Sichere Kenntnis über vier jüdische Familien in Roth ist aus dem Jahr 1666 erhalten. 1710 lebten in Roth sechs jüdische Familien mit 33 Personen. 1737 sollen sogar 13 Familien mit 54 Personen hier anwesend gewesen sein. 1744 griff der hessische Landgraf als Landesherr radikal in die Ansiedlung von Juden in den Dörfern und Städten seines Landes ein. Er ließ alle mit ihren Familien namentlich erfassen und bestimmte, wem das weitere Wohnrecht in dem jeweiligen Ort zugestanden wurde und wem nicht. Aufgrund dieser Anordnung verlor der Großteil der damals etwa 38 in neun Familien wohnenden Juden das Aufenthaltsrecht in Roth, nur zwei Familien blieben zurück. Die jüdische Gemeinde blieb daraufhin mehrere Jahrzehnte sehr klein.
Die Zeit der Emanzipation und Integration im 19. und 20. Jahrhundert
In der Zeit des Königreichs Westphalen (1807-1813) unter Napoleons Bruder Jérôme erhielten die Juden erstmals die bürgerliche Gleichstellung. Damals heirateten auswärtige Juden in Rother Familien ein und schufen die Basis für die demographische Entwicklung der Gemeinde im 19. Jh. 1816 gab es bereits wieder vier Familien: Bergenstein, Höchster, Stern und Wäscher.
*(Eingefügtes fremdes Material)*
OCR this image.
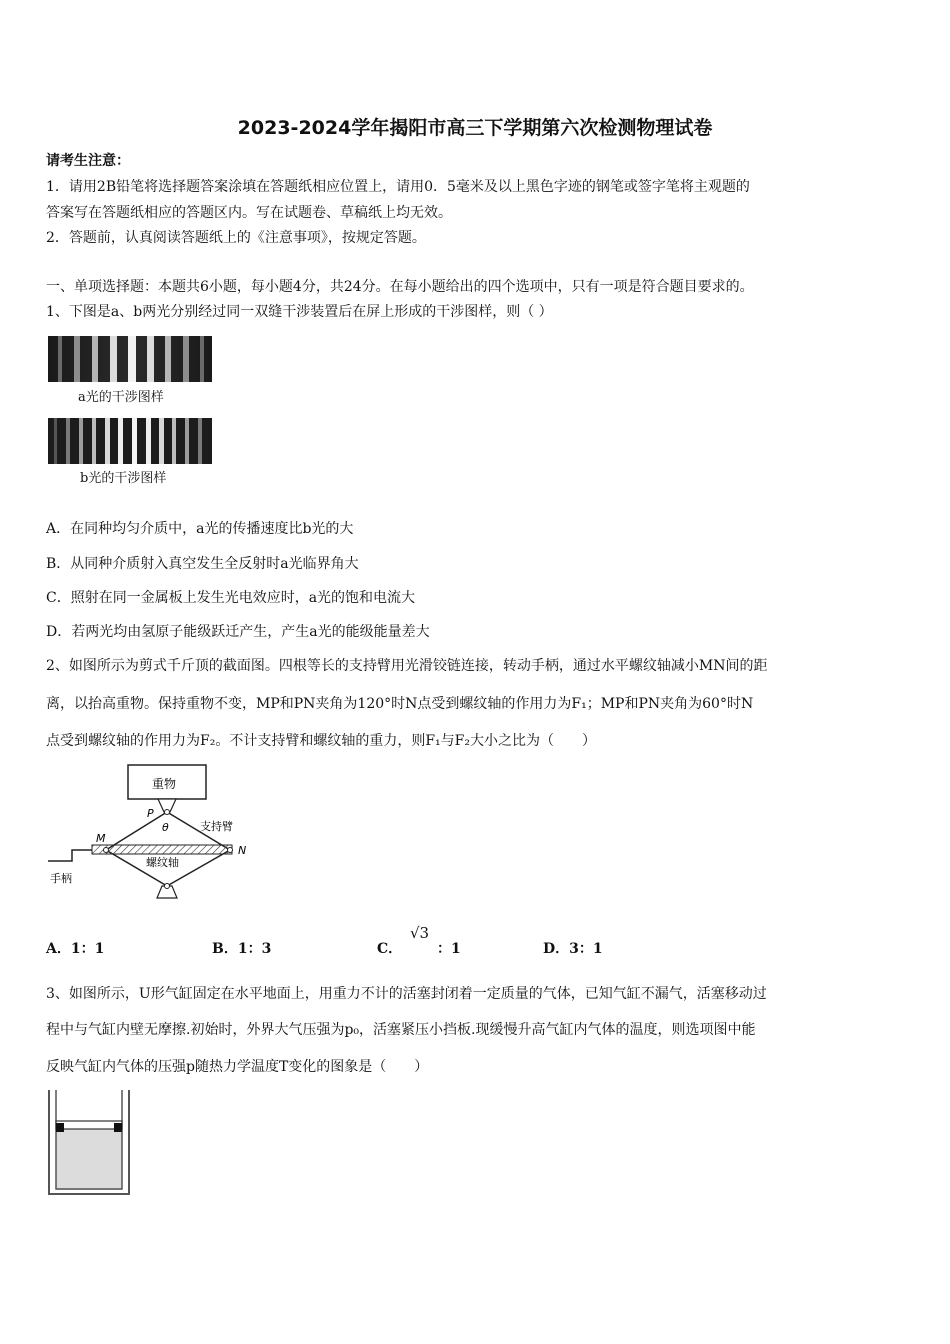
2023-2024学年揭阳市高三下学期第六次检测物理试卷
请考生注意：
1．请用2B铅笔将选择题答案涂填在答题纸相应位置上，请用0．5毫米及以上黑色字迹的钢笔或签字笔将主观题的
答案写在答题纸相应的答题区内。写在试题卷、草稿纸上均无效。
2．答题前，认真阅读答题纸上的《注意事项》，按规定答题。
一、单项选择题：本题共6小题，每小题4分，共24分。在每小题给出的四个选项中，只有一项是符合题目要求的。
1、下图是a、b两光分别经过同一双缝干涉装置后在屏上形成的干涉图样，则（ ）
a光的干涉图样
b光的干涉图样
A．在同种均匀介质中，a光的传播速度比b光的大
B．从同种介质射入真空发生全反射时a光临界角大
C．照射在同一金属板上发生光电效应时，a光的饱和电流大
D．若两光均由氢原子能级跃迁产生，产生a光的能级能量差大
2、如图所示为剪式千斤顶的截面图。四根等长的支持臂用光滑铰链连接，转动手柄，通过水平螺纹轴减小MN间的距
离，以抬高重物。保持重物不变，MP和PN夹角为120°时N点受到螺纹轴的作用力为F₁；MP和PN夹角为60°时N
点受到螺纹轴的作用力为F₂。不计支持臂和螺纹轴的重力，则F₁与F₂大小之比为（　　）
重物
P
θ	支持臂
M
N
螺纹轴
手柄
A．1：1	B．1：3	C．
√3
：1	D．3：1
3、如图所示，U形气缸固定在水平地面上，用重力不计的活塞封闭着一定质量的气体，已知气缸不漏气，活塞移动过
程中与气缸内壁无摩擦.初始时，外界大气压强为p₀，活塞紧压小挡板.现缓慢升高气缸内气体的温度，则选项图中能
反映气缸内气体的压强p随热力学温度T变化的图象是（　　）
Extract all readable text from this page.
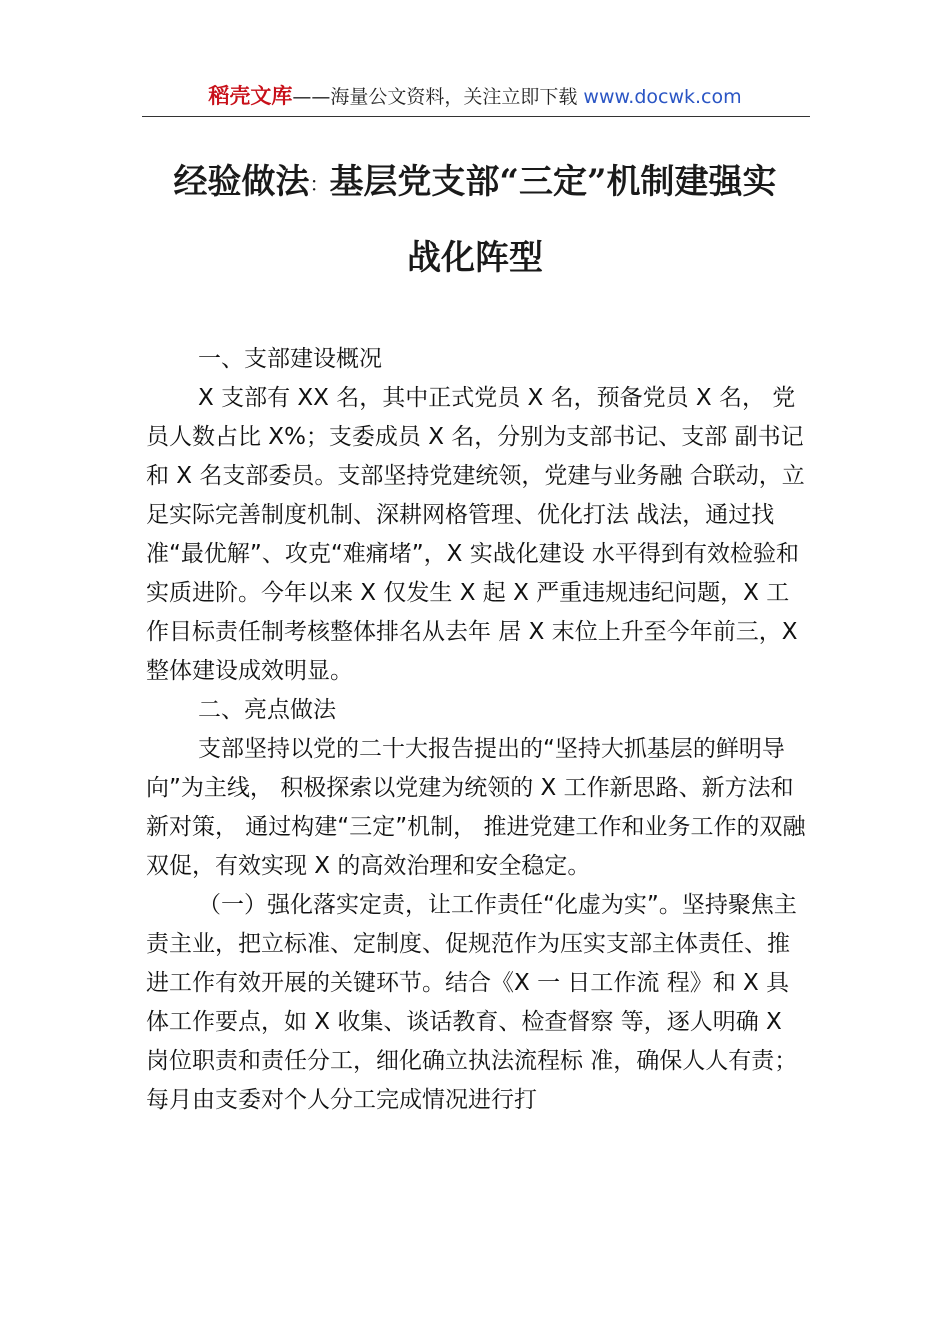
稻壳文库——海量公文资料，关注立即下载 www.docwk.com
经验做法：基层党支部“三定”机制建强实
战化阵型

一、支部建设概况

X 支部有 XX 名，其中正式党员 X 名，预备党员 X 名， 党员人数占比 X%；支委成员 X 名，分别为支部书记、支部 副书记和 X 名支部委员。支部坚持党建统领，党建与业务融 合联动，立足实际完善制度机制、深耕网格管理、优化打法 战法，通过找准“最优解”、攻克“难痛堵”，X 实战化建设 水平得到有效检验和实质进阶。今年以来 X 仅发生 X 起 X 严重违规违纪问题，X 工作目标责任制考核整体排名从去年 居 X 末位上升至今年前三，X 整体建设成效明显。

二、亮点做法

支部坚持以党的二十大报告提出的“坚持大抓基层的鲜明导向”为主线， 积极探索以党建为统领的 X 工作新思路、新方法和新对策， 通过构建“三定”机制， 推进党建工作和业务工作的双融双促，有效实现 X 的高效治理和安全稳定。

（一）强化落实定责，让工作责任“化虚为实”。坚持聚焦主责主业，把立标准、定制度、促规范作为压实支部主体责任、推进工作有效开展的关键环节。结合《X 一 日工作流 程》和 X 具体工作要点，如 X 收集、谈话教育、检查督察 等，逐人明确 X 岗位职责和责任分工，细化确立执法流程标 准，确保人人有责；每月由支委对个人分工完成情况进行打
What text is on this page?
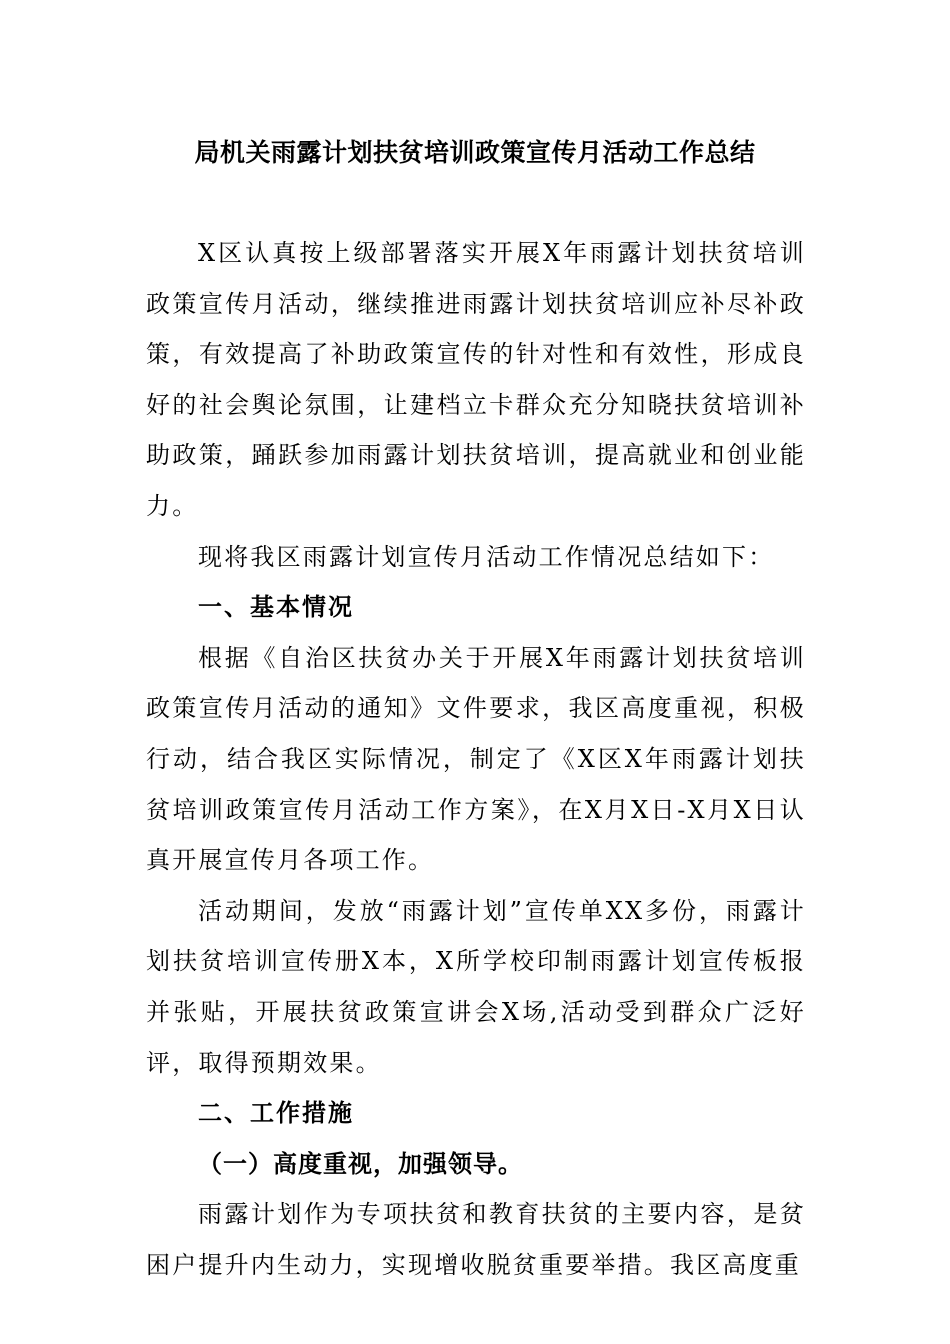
局机关雨露计划扶贫培训政策宣传月活动工作总结

X区认真按上级部署落实开展X年雨露计划扶贫培训政策宣传月活动，继续推进雨露计划扶贫培训应补尽补政策，有效提高了补助政策宣传的针对性和有效性，形成良好的社会舆论氛围，让建档立卡群众充分知晓扶贫培训补助政策，踊跃参加雨露计划扶贫培训，提高就业和创业能力。

现将我区雨露计划宣传月活动工作情况总结如下：

一、基本情况

根据《自治区扶贫办关于开展X年雨露计划扶贫培训政策宣传月活动的通知》文件要求，我区高度重视，积极行动，结合我区实际情况，制定了《X区X年雨露计划扶贫培训政策宣传月活动工作方案》，在X月X日-X月X日认真开展宣传月各项工作。

活动期间，发放“雨露计划”宣传单XX多份，雨露计划扶贫培训宣传册X本，X所学校印制雨露计划宣传板报并张贴，开展扶贫政策宣讲会X场,活动受到群众广泛好评，取得预期效果。

二、工作措施

（一）高度重视，加强领导。

雨露计划作为专项扶贫和教育扶贫的主要内容，是贫困户提升内生动力，实现增收脱贫重要举措。我区高度重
Bis Mitte des Jahrhunderts verdoppelte sich die Anzahl der Familien. Jüngere Söhne der Stammfamilien blieben am Ort, neu hinzu kam die Familie Nathan. Etwa 50 Juden lebten damals in Roth, ihr Anteil an der Bevölkerung betrug rund 10 Prozent. Prozentual gesehen besaß Roth eine der größten jüdischen Gemeinden um Marburg. 1933, als Hitler an die Macht kam, bestand diese noch aus den sechs Familien Bergenstein, Höchster, Nathan, Roth und Stern (3 Zweige) mit insgesamt 32 Personen.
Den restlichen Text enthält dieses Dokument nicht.